Когда доктор услышал последние слова, ему показалось, что гвоздь, на котором он висел, будучи картиной испанского художника, угрожающе зашатался.
– А теперича, еретики-богохульники, слушайте меня внимательно, – произнёс Мизгирь, прыгая с одного ящика на другой.
«Да ведь это гробы! – догадался Бронислав, едва не сорвавшись с гвоздя. – Некоторые крышки шевелятся, вот-вот откроются!»
Словно подтверждая его мысли одна из крышек тотчас приподнялась, оттуда высунулась костлявая рука, после показался череп с пустыми глазницами. Больше высунуться мертвец не успел, Мизгирь тотчас подскочил к нему и захлопнул крышку гроба. По-видимому, сил у мертвеца было чересчур мало, их приходилось копить, так как больше попыток «выхода на свет божий» не наблюдалось. Пока…
– Как сказано в бессмертной комедии классика, – продолжил, немного успокоившись, Мизгирь, – я пригласил вас, господа, с тем, чтобы сообщить пренеприятное известие: к нам едет… Вернее, не едет, а уже приехал, прибыл, так сказать, минуя огромное количество причинно-следственных связей методом противохода, первый мовбакер. Название происходит от английского «move backard» – двигаться назад, пятиться, ретро-перемещаться, короче. И это, дорогой крестничек, как ни странно, ты. Да, Васюта, выучил я тебя на свою голову.
Мизгирь указал ветвистой конечностью на картину, висевшую рядом с доктором.

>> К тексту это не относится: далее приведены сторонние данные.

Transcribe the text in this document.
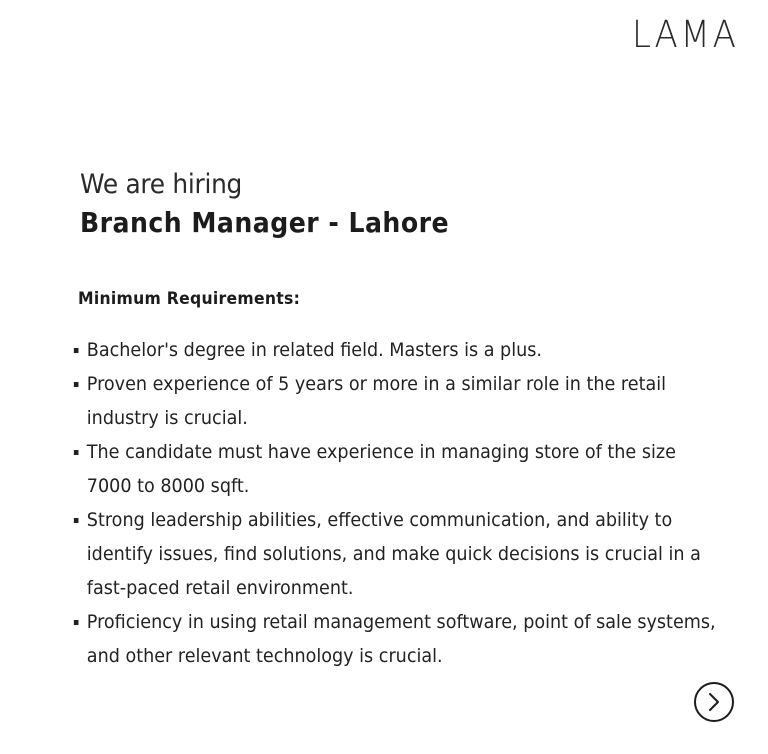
LAMA
We are hiring
Branch Manager - Lahore
Minimum Requirements:
Bachelor's degree in related field. Masters is a plus.
Proven experience of 5 years or more in a similar role in the retail industry is crucial.
The candidate must have experience in managing store of the size 7000 to 8000 sqft.
Strong leadership abilities, effective communication, and ability to identify issues, find solutions, and make quick decisions is crucial in a fast-paced retail environment.
Proficiency in using retail management software, point of sale systems, and other relevant technology is crucial.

– Увы, увы, Васятка, ты. Только тридцать лет спустя. Твои аналитические мозги через тридцать лет додумаются до того, КАК устранить главного конкурента на пути к мировому господству. Как бы запиленно это ни звучало.
Бронислав попытался припомнить хоть какой-то намёк на мировое господство, наблюдаемый за Торичео, но не смог. Парень представлялся ему самой скромностью, забитым и ведомым куда угодно офисным планктоном.
– То есть, – продолжил, пользуясь тем, что ему никто не оппонирует, Мизгирь, – устранить меня. Я твой конкурент. Помнишь, примерно месяц назад мы с тобой дискутировали о перемещении материи во времени? Ты правильно мыслишь, юбьтимсчя… Находишься, так сказать, на верном пути. И представляю, сколько брани готов на меня сейчас вылить, именно поэтому и сделал тебя картиной. Придётся смириться с обстоятельствами и слушать, слушать и ещё раз слушать, – при этом Мизгирь поднял одну конечность и погрозил ею висящей рядом с Брониславом картине.